Beyond the Weeds There's Some 'There' There

Arriving in Managua's center for the first time, a visitor is left thinking of the remark Gertrude Stein made of Oakland, Calif.,: "There is no there there."

The Nicaraguan capital's old, colonial-style center collapsed in a 1972 earthquake, and since the rubble was cleared little has been built in its place. A huge billboard outside the centrally located Intercontinental Hotel boasts an artist's rendering of a promised futuristic commercial center, but so far no bulldozers are troubling the defiantly waving weeds.

That doesn't mean visitors here need sit in their hotel room and lament the absence of anything to do. With just a few spare hours, one can head to nearby Lake Nicaragua for a boat ride, fresh fish lunch, and peek at colonial Nicaragua that add up to a memorable afternoon.

At the lake's shore, located about a 1-1/2 hour drive from Managua, covered boats await visitors to take them on a rides through swampy inlets to small islands where families prepare the day's catch.
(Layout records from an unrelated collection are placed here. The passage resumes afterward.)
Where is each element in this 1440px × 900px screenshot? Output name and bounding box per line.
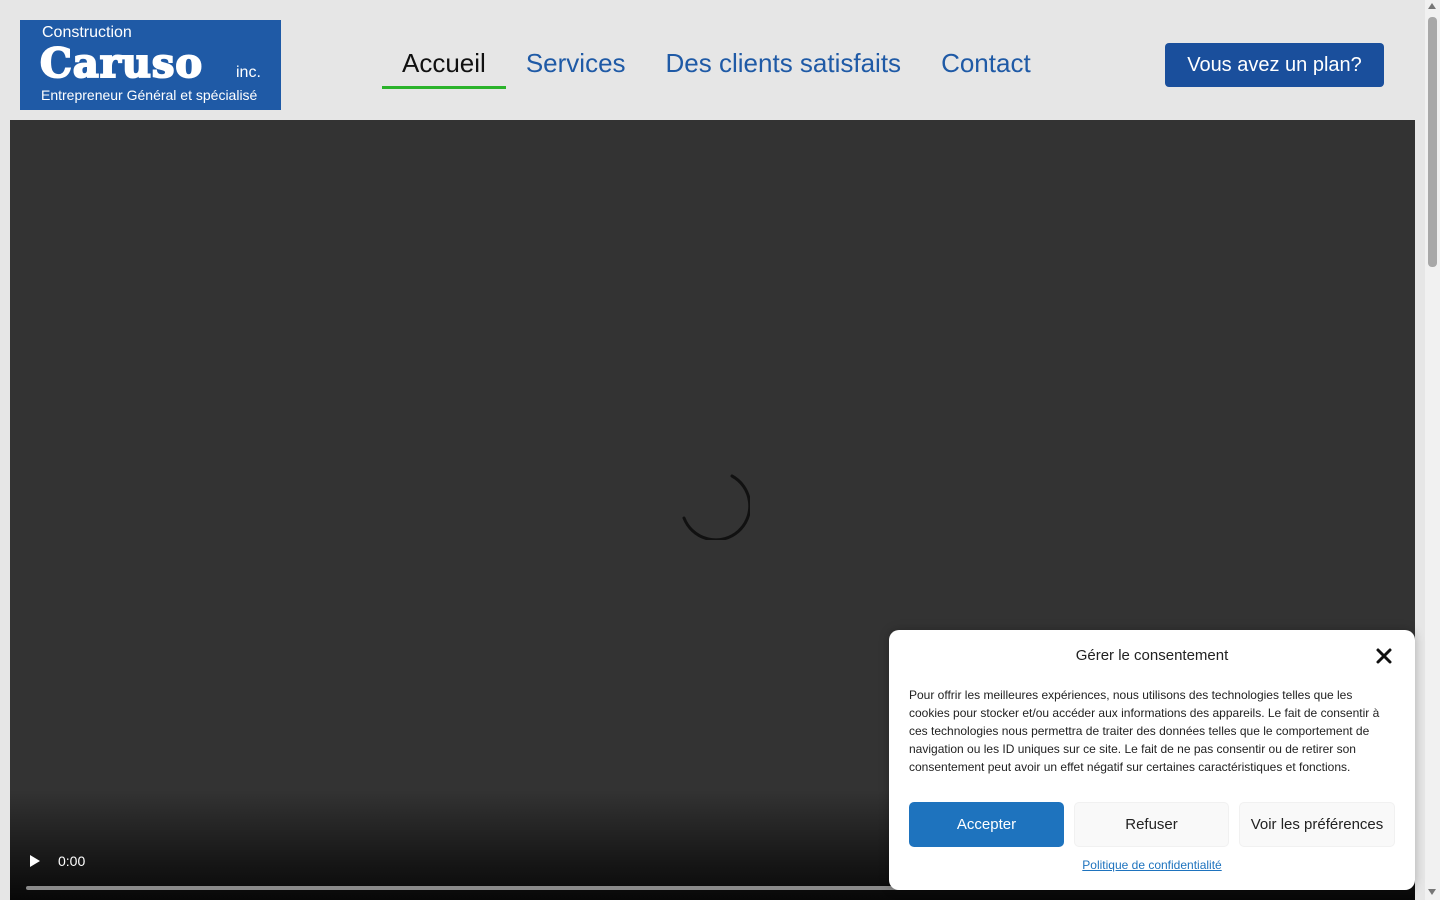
play-icon[interactable]: [28, 853, 42, 869]
scroll-up-icon[interactable]: [1428, 3, 1436, 9]
refuse-button[interactable]: Refuser: [1074, 802, 1229, 847]
consent-dialog: Gérer le consentement Pour offrir les me…: [889, 630, 1415, 890]
close-icon[interactable]: [1375, 647, 1393, 665]
scroll-down-icon[interactable]: [1428, 889, 1436, 895]
nav-item-contact[interactable]: Contact: [921, 40, 1051, 89]
main-nav: Accueil Services Des clients satisfaits …: [382, 40, 1051, 89]
video-time: 0:00: [58, 853, 86, 869]
plan-cta-button[interactable]: Vous avez un plan?: [1165, 43, 1384, 87]
consent-title: Gérer le consentement: [1075, 647, 1229, 664]
logo-line-tagline: Entrepreneur Général et spécialisé: [41, 87, 258, 103]
scrollbar-thumb[interactable]: [1428, 17, 1437, 267]
nav-item-accueil[interactable]: Accueil: [382, 40, 506, 89]
loading-spinner-icon: [682, 474, 750, 540]
privacy-policy-link[interactable]: Politique de confidentialité: [889, 858, 1415, 872]
nav-item-services[interactable]: Services: [506, 40, 646, 89]
preferences-button[interactable]: Voir les préférences: [1239, 802, 1395, 847]
site-logo[interactable]: Construction Caruso inc. Entrepreneur Gé…: [20, 20, 281, 110]
page-scrollbar[interactable]: [1425, 0, 1440, 900]
logo-line-inc: inc.: [236, 64, 261, 81]
accept-button[interactable]: Accepter: [909, 802, 1064, 847]
site-header: Construction Caruso inc. Entrepreneur Gé…: [0, 0, 1425, 120]
consent-body: Pour offrir les meilleures expériences, …: [909, 688, 1380, 774]
logo-line-caruso: Caruso: [39, 39, 204, 88]
nav-item-clients[interactable]: Des clients satisfaits: [646, 40, 922, 89]
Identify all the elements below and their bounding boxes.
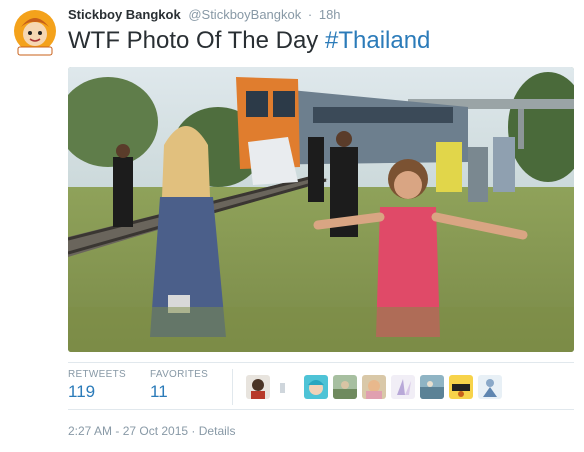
favoriter-avatar[interactable] bbox=[362, 375, 386, 399]
author-handle[interactable]: @StickboyBangkok bbox=[188, 7, 301, 22]
favoriter-avatar[interactable] bbox=[391, 375, 415, 399]
tweet-photo[interactable] bbox=[68, 67, 574, 352]
favorites-count[interactable]: 11 bbox=[150, 381, 208, 403]
favoriter-avatar[interactable] bbox=[276, 375, 288, 399]
stickboy-logo-icon bbox=[10, 7, 60, 57]
favoriter-avatar[interactable] bbox=[449, 375, 473, 399]
favoriter-avatar[interactable] bbox=[333, 375, 357, 399]
user-avatar-icon bbox=[246, 375, 270, 399]
retweets-label: RETWEETS bbox=[68, 369, 126, 380]
user-avatar-icon bbox=[478, 375, 502, 399]
tweet-header: Stickboy Bangkok @StickboyBangkok · 18h bbox=[68, 6, 341, 24]
favoriter-avatar[interactable] bbox=[246, 375, 270, 399]
tweet-footer: 2:27 AM - 27 Oct 2015 · Details bbox=[68, 423, 235, 439]
user-avatar-icon bbox=[449, 375, 473, 399]
favoriter-avatar[interactable] bbox=[304, 375, 328, 399]
user-avatar-icon bbox=[362, 375, 386, 399]
tweet-time[interactable]: 18h bbox=[319, 7, 341, 22]
tweet-stats: RETWEETS 119 FAVORITES 11 bbox=[68, 362, 574, 410]
tweet-text-body: WTF Photo Of The Day bbox=[68, 27, 319, 54]
user-avatar-icon bbox=[420, 375, 444, 399]
favorites-label: FAVORITES bbox=[150, 369, 209, 380]
user-avatar-icon bbox=[276, 375, 288, 399]
retweets-stat[interactable]: RETWEETS 119 bbox=[68, 369, 126, 403]
user-avatar-icon bbox=[391, 375, 415, 399]
photo-illustration bbox=[68, 67, 574, 352]
stats-divider bbox=[232, 369, 233, 405]
footer-separator: · bbox=[191, 424, 196, 438]
hashtag-link[interactable]: #Thailand bbox=[325, 27, 430, 54]
tweet-card: Stickboy Bangkok @StickboyBangkok · 18h … bbox=[0, 0, 584, 452]
tweet-text: WTF Photo Of The Day #Thailand bbox=[68, 26, 578, 56]
favoriter-avatar[interactable] bbox=[478, 375, 502, 399]
details-link[interactable]: Details bbox=[199, 424, 236, 438]
author-avatar[interactable] bbox=[10, 7, 60, 57]
tweet-timestamp[interactable]: 2:27 AM - 27 Oct 2015 bbox=[68, 424, 188, 438]
header-separator: · bbox=[307, 7, 313, 22]
user-avatar-icon bbox=[304, 375, 328, 399]
author-display-name[interactable]: Stickboy Bangkok bbox=[68, 7, 181, 22]
retweets-count[interactable]: 119 bbox=[68, 381, 126, 403]
favoriter-avatar[interactable] bbox=[420, 375, 444, 399]
user-avatar-icon bbox=[333, 375, 357, 399]
favorites-stat[interactable]: FAVORITES 11 bbox=[150, 369, 208, 403]
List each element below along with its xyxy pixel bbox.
Most of the "restaurants" consist of two or three tables under thatched roofs, with views of the volcanic mountains that ring the lake. After the boat ride back, a stop in lakeside Granada is worthwhile to take in the colonial architecture. It offers a glimpse of what Managua once looked like - and how, if that billboard rendering is translated into reality, it will never look again.